There are lots of good reasons for buying a handheld transceiver – there’s the obvious case of main radio or electrical system failure and I guess I’ve had about four or five over the years.
A couple involved failure of the radio itself and I’ve had two self-induced meatware issues – I once put my headset jacks in the P2’s plugs, so pressing the PTT and talking was a waste of time, and on another occasion, in an Auster, I completely forgot to turn on the battery that powered the radio.
Then there’s the thundering express train that is the 8.33kHz mandate, the deadline of which has now passed. I know that quite a few people are still waiting for new hardware to ship, while others already have their radios but are waiting for a slot at their favourite avionics workshop.
Happily, and perhaps uniquely in Europe, the UK CAA has issued an exemption, meaning that the 8.33kHz requirement can, in certain circumstances, be met by carrying and using an appropriate handheld. If you’re non-commercial VFR in the UK only, you should be good to go.
There are a couple of radios that fit the bill – the CAA’s exemption actually lists some of the acceptable models – and of late we’ve been taking the Yaesu FTA-750L Spirit flying with us, to see how it copes. Clearly, this transceiver packs an awful lot of features into its small body.
You obviously get 8.33kHz spacing, then there’s the ability to fly an ILS, pick up and navigate via VORs (as if anyone does that outside of the training environment), and if all that isn’t enough there’s built-in GPS too. Blimey…
Obviously, being a bloke, one who’s impatient and of an older generation, I had no use for the supplied operating manual. Out of the box it was fairly clear where the battery went, how the desk charger worked and how the supplied headset adapter could be added or removed swiftly, with the aid of a screwdriver or perhaps even a small coin.
How hard could it be? Well, hard enough for me to not be able to instantly tune 8.33kHz frequencies, Ed the Ed(itor) was on hand, and being far more patient he flicked through the manual and pointed out that the frequency spacing (25kHz or 8.33kHz) had to be selected from within the unit’s settings. That done, 8.33kHz frequencies could be entered at will, as could 25kHz frequencies at the same time – it’s both, rather than either/or.
Following that minor embarrassment, I too flicked through the manual before taking the 750L flying. With the headset adapter in place, I arranged to try a few transmissions, to test its clarity, with the ever-helpful Gloucester Approach. My first go, at about 5nm, resulted in a ‘carrier wave only’, a situation which was resolved by going back into the set-up menu and selecting internal rather than external microphone – I’m used to things like this auto-sensing, well, that’s my excuse.
Now properly set up, Gloucester Approach reported Strength 5, and that’s just with the ‘rubber duck’ aerial, inside the the aircraft’s cabin. Obviously, range is dependent on position and shielding, among other things, but clearly it’s more than good enough, particularly if you’re using the 750L as a backup in case of emergency (or to meet that requirement).

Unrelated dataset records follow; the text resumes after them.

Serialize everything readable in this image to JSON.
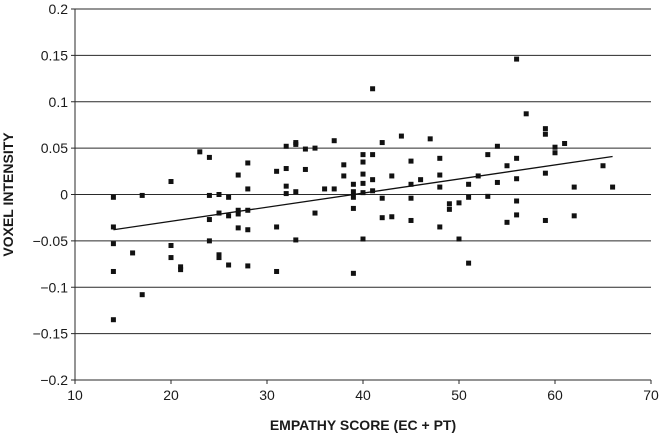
{
  "chart_data": {
    "type": "scatter",
    "title": "",
    "xlabel": "EMPATHY SCORE (EC + PT)",
    "ylabel": "VOXEL INTENSITY",
    "xlim": [
      10,
      70
    ],
    "ylim": [
      -0.2,
      0.2
    ],
    "x_ticks": [
      "10",
      "20",
      "30",
      "40",
      "50",
      "60",
      "70"
    ],
    "y_ticks": [
      "0.2",
      "0.15",
      "0.1",
      "0.05",
      "0",
      "−0.05",
      "−0.1",
      "−0.15",
      "−0.2"
    ],
    "y_tick_values": [
      0.2,
      0.15,
      0.1,
      0.05,
      0,
      -0.05,
      -0.1,
      -0.15,
      -0.2
    ],
    "x_tick_values": [
      10,
      20,
      30,
      40,
      50,
      60,
      70
    ],
    "grid": "horizontal",
    "legend": "none",
    "marker_color": "#111111",
    "series": [
      {
        "values": [
          [
            14,
            -0.003
          ],
          [
            14,
            -0.035
          ],
          [
            14,
            -0.053
          ],
          [
            14,
            -0.083
          ],
          [
            14,
            -0.135
          ],
          [
            16,
            -0.063
          ],
          [
            17,
            -0.001
          ],
          [
            17,
            -0.108
          ],
          [
            20,
            0.014
          ],
          [
            20,
            -0.055
          ],
          [
            20,
            -0.068
          ],
          [
            21,
            -0.078
          ],
          [
            21,
            -0.081
          ],
          [
            23,
            0.046
          ],
          [
            24,
            0.04
          ],
          [
            24,
            -0.001
          ],
          [
            24,
            -0.027
          ],
          [
            24,
            -0.05
          ],
          [
            25,
            0.0
          ],
          [
            25,
            -0.02
          ],
          [
            25,
            -0.065
          ],
          [
            25,
            -0.068
          ],
          [
            26,
            -0.003
          ],
          [
            26,
            -0.023
          ],
          [
            26,
            -0.076
          ],
          [
            27,
            0.021
          ],
          [
            27,
            -0.017
          ],
          [
            27,
            -0.021
          ],
          [
            27,
            -0.036
          ],
          [
            28,
            0.034
          ],
          [
            28,
            0.006
          ],
          [
            28,
            -0.017
          ],
          [
            28,
            -0.038
          ],
          [
            28,
            -0.077
          ],
          [
            31,
            0.025
          ],
          [
            31,
            -0.035
          ],
          [
            31,
            -0.083
          ],
          [
            32,
            0.052
          ],
          [
            32,
            0.028
          ],
          [
            32,
            0.009
          ],
          [
            32,
            0.001
          ],
          [
            33,
            0.056
          ],
          [
            33,
            0.054
          ],
          [
            33,
            0.003
          ],
          [
            33,
            -0.049
          ],
          [
            34,
            0.049
          ],
          [
            34,
            0.027
          ],
          [
            35,
            0.05
          ],
          [
            35,
            -0.02
          ],
          [
            36,
            0.006
          ],
          [
            37,
            0.058
          ],
          [
            37,
            0.006
          ],
          [
            38,
            0.032
          ],
          [
            38,
            0.02
          ],
          [
            39,
            0.011
          ],
          [
            39,
            0.003
          ],
          [
            39,
            -0.003
          ],
          [
            39,
            -0.015
          ],
          [
            39,
            -0.085
          ],
          [
            40,
            0.043
          ],
          [
            40,
            0.035
          ],
          [
            40,
            0.022
          ],
          [
            40,
            0.012
          ],
          [
            40,
            0.002
          ],
          [
            40,
            -0.048
          ],
          [
            41,
            0.114
          ],
          [
            41,
            0.043
          ],
          [
            41,
            0.016
          ],
          [
            41,
            0.004
          ],
          [
            42,
            0.056
          ],
          [
            42,
            -0.004
          ],
          [
            42,
            -0.025
          ],
          [
            43,
            0.02
          ],
          [
            43,
            -0.024
          ],
          [
            44,
            0.063
          ],
          [
            45,
            0.036
          ],
          [
            45,
            0.011
          ],
          [
            45,
            -0.004
          ],
          [
            45,
            -0.028
          ],
          [
            46,
            0.016
          ],
          [
            47,
            0.06
          ],
          [
            48,
            0.039
          ],
          [
            48,
            0.021
          ],
          [
            48,
            0.008
          ],
          [
            48,
            -0.035
          ],
          [
            49,
            -0.01
          ],
          [
            49,
            -0.016
          ],
          [
            50,
            -0.009
          ],
          [
            50,
            -0.048
          ],
          [
            51,
            0.011
          ],
          [
            51,
            -0.003
          ],
          [
            51,
            -0.074
          ],
          [
            52,
            0.02
          ],
          [
            53,
            0.043
          ],
          [
            53,
            -0.002
          ],
          [
            54,
            0.052
          ],
          [
            54,
            0.013
          ],
          [
            55,
            0.031
          ],
          [
            55,
            -0.03
          ],
          [
            56,
            0.146
          ],
          [
            56,
            0.039
          ],
          [
            56,
            0.017
          ],
          [
            56,
            -0.007
          ],
          [
            56,
            -0.022
          ],
          [
            57,
            0.087
          ],
          [
            59,
            0.071
          ],
          [
            59,
            0.065
          ],
          [
            59,
            0.023
          ],
          [
            59,
            -0.028
          ],
          [
            60,
            0.051
          ],
          [
            60,
            0.045
          ],
          [
            61,
            0.055
          ],
          [
            62,
            0.008
          ],
          [
            62,
            -0.023
          ],
          [
            65,
            0.031
          ],
          [
            66,
            0.008
          ]
        ]
      }
    ],
    "trendline": {
      "x": [
        14,
        66
      ],
      "y": [
        -0.038,
        0.041
      ]
    }
  }
}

It was time to test the nav features, and tuning to the BCN beacon gave accurate results – but a charged smartphone and a navigation app would be an even better backup.
Again, Gloucester Approach helped out with a procedural ILS, and the ever-brilliant Garmin GFC 700 Autopilot did a fine job with the localiser and glideslope, both being shown perfectly, alongside LOC and GS tags in the 750L’s display. Clearly, you wouldn’t want to make a habit of flying the ILS with the 750L in one hand and the stick and throttle in the other, but if you’re having a really bad day then the Yaesu is a great fallback.
The built-in GPS is okay, but it doesn’t come with an aviation database of any kind, so if you’re a ‘glass half-full’ kind of person you may want to program in some useful waypoints, to help you navigate the amount of poo that would’ve had to hit the fan for the 750L to be needed to save your bacon.
Talking of programming, in addition to the GPS waypoints, you can store and name up to 200 frequencies.
There are, of course, all sorts of other features, like voice-activated microphone (only for use with headsets), vox and sidetone sensitivity adjustment, a stopwatch and countdown timer (complete with audio alarm), and something called Dual Watch, which enables you to set a priority channel that will break through if someone transmits on it while you’re tuned elsewhere.
The bottom line is that the 750L is a feature-dense transceiver that’s simple to use (once you’ve read the instructions) and brilliant value.